Friday, October 2, 2020

New Twilio Platform, Microsoft Azure Sphere Module Show How IoT can be Deployed Brownfield

Twilio’s new Microvisor platform and Microsoft’s new Guardian module illustrate one way the internet of things might be implemented. 


With the caveat that it typically is easier for an application provider to add new features and create new platforms, compared to a connectivity provider, Twilio’s new Microvisor platform shows how an enabler of voice, text, chat, video and email services in any application is migrating towards support for internet of things. 


The move illustrates how a communications enabler adapts its current business to developing new markets, much as connectivity providers hope to add support for internet of things and edge computing. 


Microvisor is said by Twilio to be “an IoT connectivity and device management platform that offers embedded developers a one stop shop for building connected devices, keeping them secure, and managing them through their lifetime.”


As was the case with the original Twilio platform that basically would voice-enable any application, the Microvisor platform abstracts away many of the common infrastructure challenges burdening IoT developers, the company says.


That includes functions such as security, debugging and updates and language and embedded operating system support, including hardware such as the Cortex-M microprocessors and select STMicroelectronics chips.


Microsoft’s Azure Sphere guardian module provides a hardware element. A guardian module is add-on hardware that attaches to a port on a "brownfield" device that already is in use.  


Starbucks uses guardian modules to track the types of beans used, water temperature, and water quality, for example. 
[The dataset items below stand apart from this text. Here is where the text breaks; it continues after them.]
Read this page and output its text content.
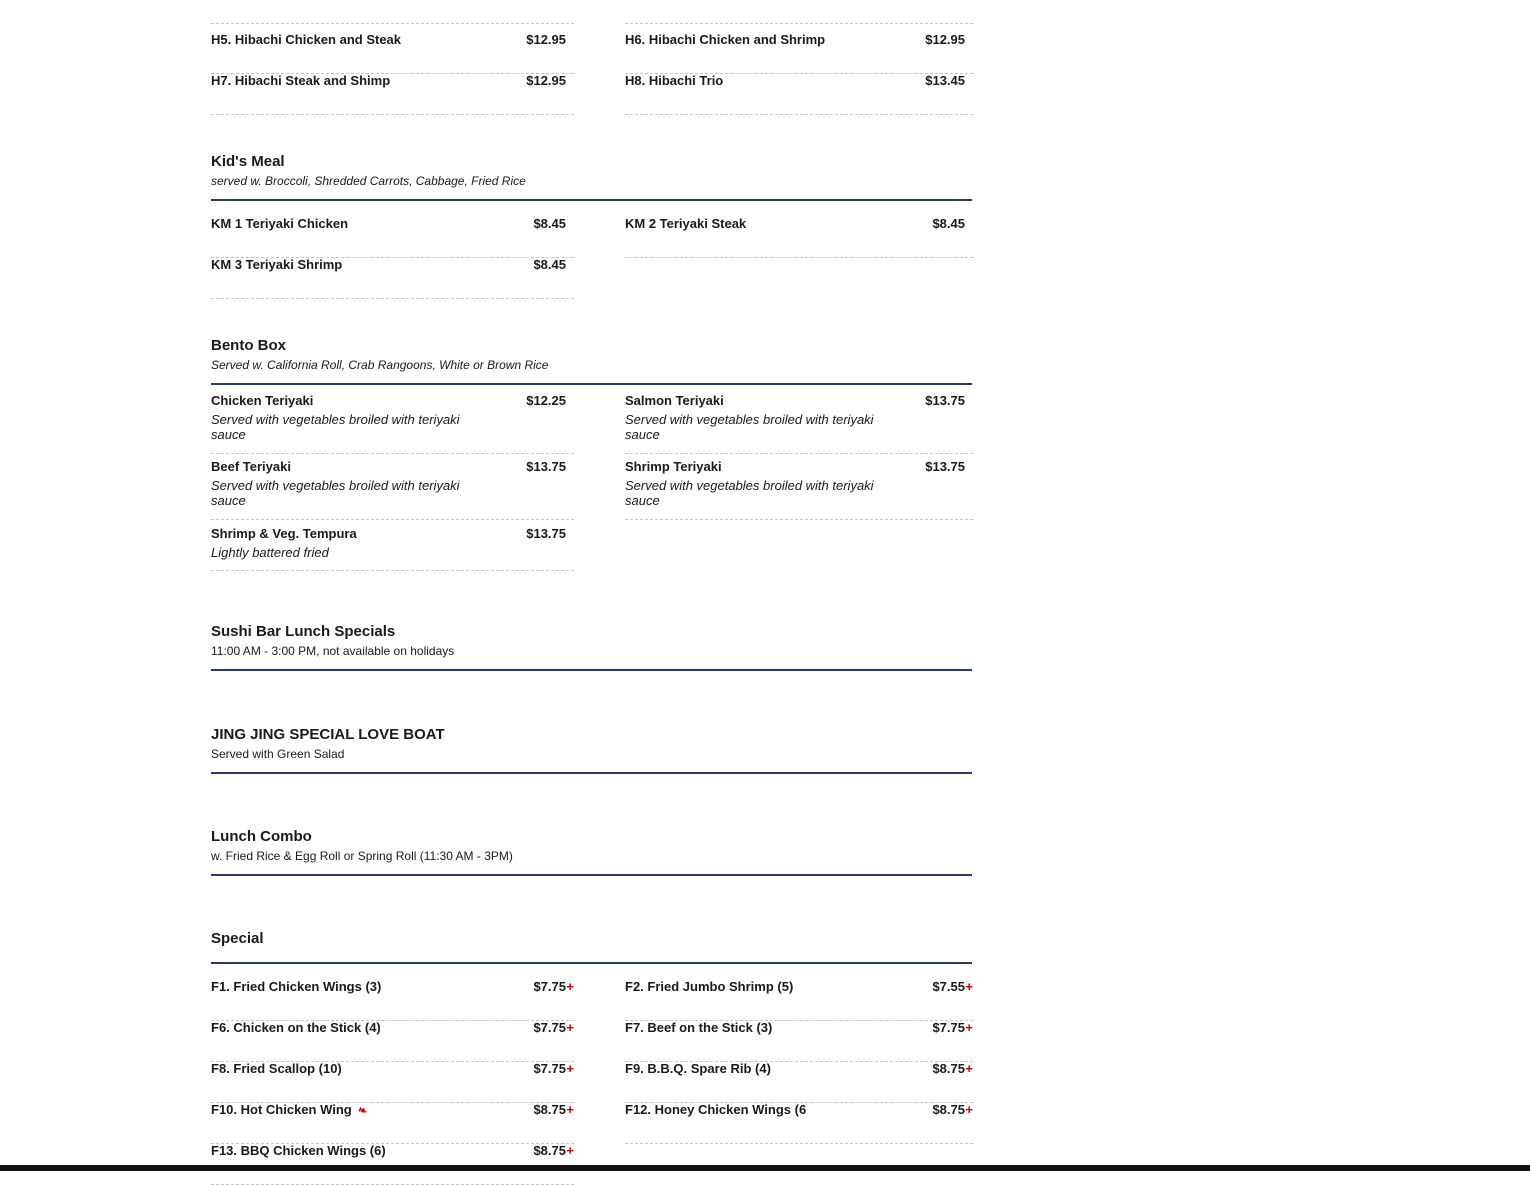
H5. Hibachi Chicken and Steak	$12.95	H6. Hibachi Chicken and Shrimp	$12.95
H7. Hibachi Steak and Shimp	$12.95	H8. Hibachi Trio	$13.45
Kid's Meal
served w. Broccoli, Shredded Carrots, Cabbage, Fried Rice
KM 1 Teriyaki Chicken	$8.45	KM 2 Teriyaki Steak	$8.45
KM 3 Teriyaki Shrimp	$8.45
Bento Box
Served w. California Roll, Crab Rangoons, White or Brown Rice
Chicken Teriyaki	$12.25
Served with vegetables broiled with teriyaki sauce
Salmon Teriyaki	$13.75
Served with vegetables broiled with teriyaki sauce
Beef Teriyaki	$13.75
Served with vegetables broiled with teriyaki sauce
Shrimp Teriyaki	$13.75
Served with vegetables broiled with teriyaki sauce
Shrimp & Veg. Tempura	$13.75
Lightly battered fried
Sushi Bar Lunch Specials
11:00 AM - 3:00 PM, not available on holidays
JING JING SPECIAL LOVE BOAT
Served with Green Salad
Lunch Combo
w. Fried Rice & Egg Roll or Spring Roll (11:30 AM - 3PM)
Special
F1. Fried Chicken Wings (3)	$7.75 +	F2. Fried Jumbo Shrimp (5)	$7.55 +
F6. Chicken on the Stick (4)	$7.75 +	F7. Beef on the Stick (3)	$7.75 +
F8. Fried Scallop (10)	$7.75 +	F9. B.B.Q. Spare Rib (4)	$8.75 +
F10. Hot Chicken Wing ❧	$8.75 +	F12. Honey Chicken Wings (6	$8.75 +
F13. BBQ Chicken Wings (6)	$8.75 +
Beyond predictive maintenance, Azure Sphere allows Starbucks to transmit new recipes directly to machines in 30,000 stores rather than manually uploading recipes via thumb drives,


source: Microsoft 


A guardian module adds IoT capabilities to equipment that either doesn't support internet connectivity or doesn't support it securely. 


A guardian module can cull data from the brownfield device, process it, and transmit it securely to a cloud endpoint or to multiple endpoints. 


It also can provide environmental data for use with operating data from the brownfield device, or act as a a data storage device in case connectivity momentarily is lost.


A guardian module requires at least one high-level application. The high-level application communicates upstream with the internet (including the Azure Sphere Security Service and other cloud services) and downstream with the brownfield device.